Monumento al 'practicante'
NADA ES LO QUE PARECE ·
Lo que les faltaba de ciencia lo suplían a base de intuición y sabiduría, heredada de sus ancestros a lo largo del tiempoRodolfo Carles, cuando, a finales del siglo XIX, escribió su libro 'Doce murcianos importantes', dedicado a personajes como el aguador, el animero, el betunero, el ... nazareno o el mindango –al que, en su día, le dedicamos una larga parrafada en esta misma sección–, olvidó por completo incluir entre esa docena de privilegiados al practicante: esa figura que nunca faltaba en los pueblos y que nos sacó a todos de algún serio apuro cuando acudíamos a él, con el corazón encogido, de la mano de nuestra madre, con una ceja rota, la cabeza abierta de una pedrada o un ojo en la mano –es un decir– a su improvisada consulta, que, al mismo tiempo, servía para otros muchos menesteres, como aquellas viejas reboticas del Medievo en donde tantos incautos se dejaron los sesos tratando de inventar la piedra filosofal.

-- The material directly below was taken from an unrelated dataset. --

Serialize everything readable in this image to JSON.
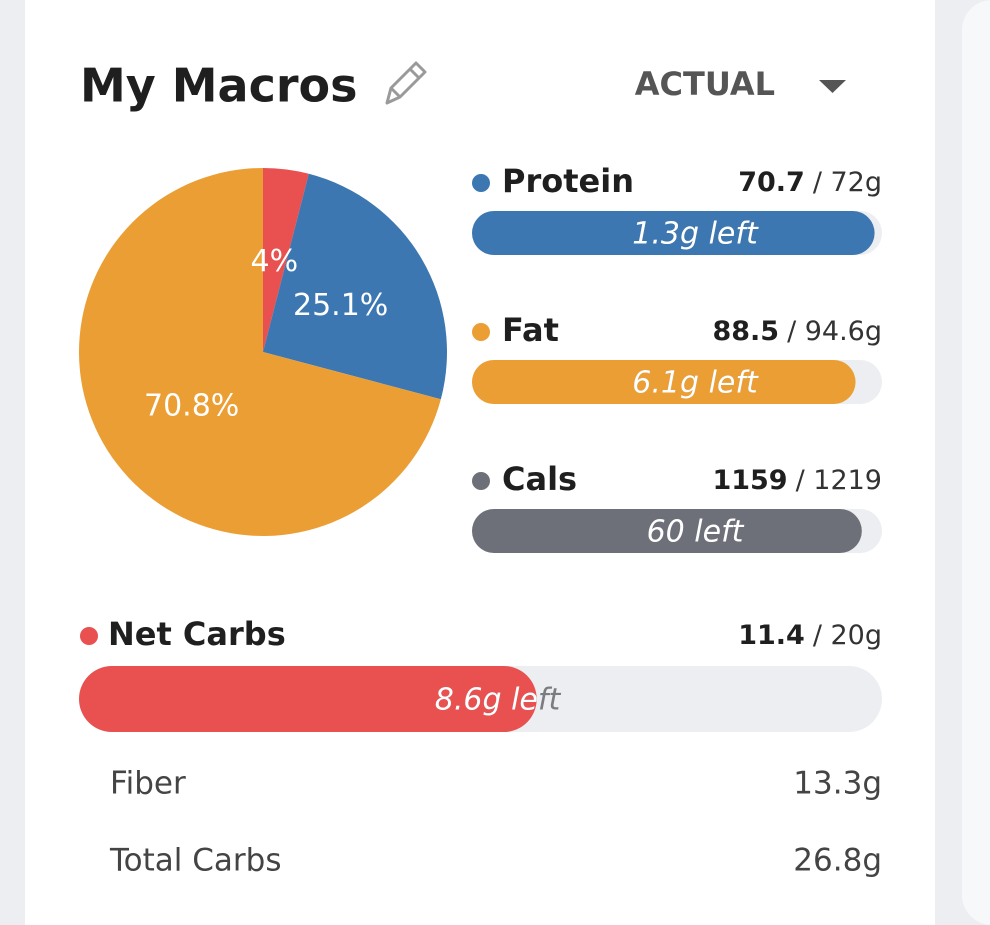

Solo las personas de una cierta edad, procedentes de un medio rural, conocen a los actuales enfermeros y enfermeras –también denominados, no hace tanto tiempo, ATS– por el apelativo de 'practicantes'. La palabra parece haber pasado definitivamente al Diccionario Histórico de la Lengua, que es algo así como un cementerio de elefantes a donde los vocablos, empujados por el olvido, van a morir pacíficamente.
En mi pueblo siempre hubo practicantes, personas a mitad de camino entre el viejo chamán con poderes ocultos, el tradicional curandero y el hombre de ciencia que ha pasado por una facultad. El practicante de mi pueblo, que era Juan el Oficial, un tipo simpático, inteligente, resolutivo y de amena conversación sin llegar a la categoría del temido sacamuelas, era capaz, en una sola sesión, de venderte un conejo criado con hojas secas de limonero, cuya carne, una vez guisada en arroz, sabía a gloria, cortarte el pelo y rasurarte la barba, así como ponerte una inyección en salva sea la parte, en aquellos tiempos en los que casi todos los médicos recetaban hígado en ampollas a una famélica y desnutrida población que aún no había cocido del todo los rigores de la Guerra Civil.
A estas alturas, seguimos sin reconocer del todo la labor llevada a cabo por estos practicantes
Frente al tradicional barbero, como el Abundio, el Cheche (que aplicaba loción Floid después del afeitado) o el Pollino, que le hacían la competencia, Juan el Oficial actuaba con la limpieza y el rigor que requiere un oficio tan delicado a base de asepsia y de lavado continuo de manos, hasta el punto de que, hasta que la zona dedicada a barbería no quedaba como los chorros del oro, no procedía al tercio de banderillas, que era una manera como otra cualquiera entre los críos de aquel tiempo de llamarle al acto de poner una inyección, con todo su ritual de hervir la jeringuilla y utilizar guantes de látex y unas pinzas para evitar infecciones, como lo haría cualquier profesional en un laboratorio.
Lo que les faltaba de ciencia –hijos de su tiempo, apenas habían estudiado en la escuela las cuatro reglas y aprendido a firmar los documentos más comprometidos, como el carné de identidad o unas escrituras– lo suplían a base de intuición y sabiduría, heredada de sus ancestros a lo largo del tiempo. El mismo Baroja, que fue médico durante un corto espacio de tiempo en Cestona, confesó en sus memorias que dejó el oficio no solo porque quería dedicarse profesionalmente a la literatura, sino, sobre todo, porque pronto se dio cuenta de que los mejunjes y las yerbas que preparaban las curanderas eran mucho más resolutivas que sus medicinas para sanar de casi todas las enfermedades.
A estas alturas, seguimos sin reconocer del todo la labor llevada a cabo por estos practicantes que, con su trabajo, honrado y honesto, muchas veces gratuito por tratarse de vecinos que no tenían ni una perra chica para pagarles, arrojaron un rayo de esperanza a un pueblo que, hasta bien entrada la segunda mitad del siglo XX, carecía de los más elementales medios sanitarios. Solo nos acordamos de ellos cuando, en ocasiones, descuidadamente, nos pasamos los dedos por esa cicatriz que un día nos curaron con sus manos diestras.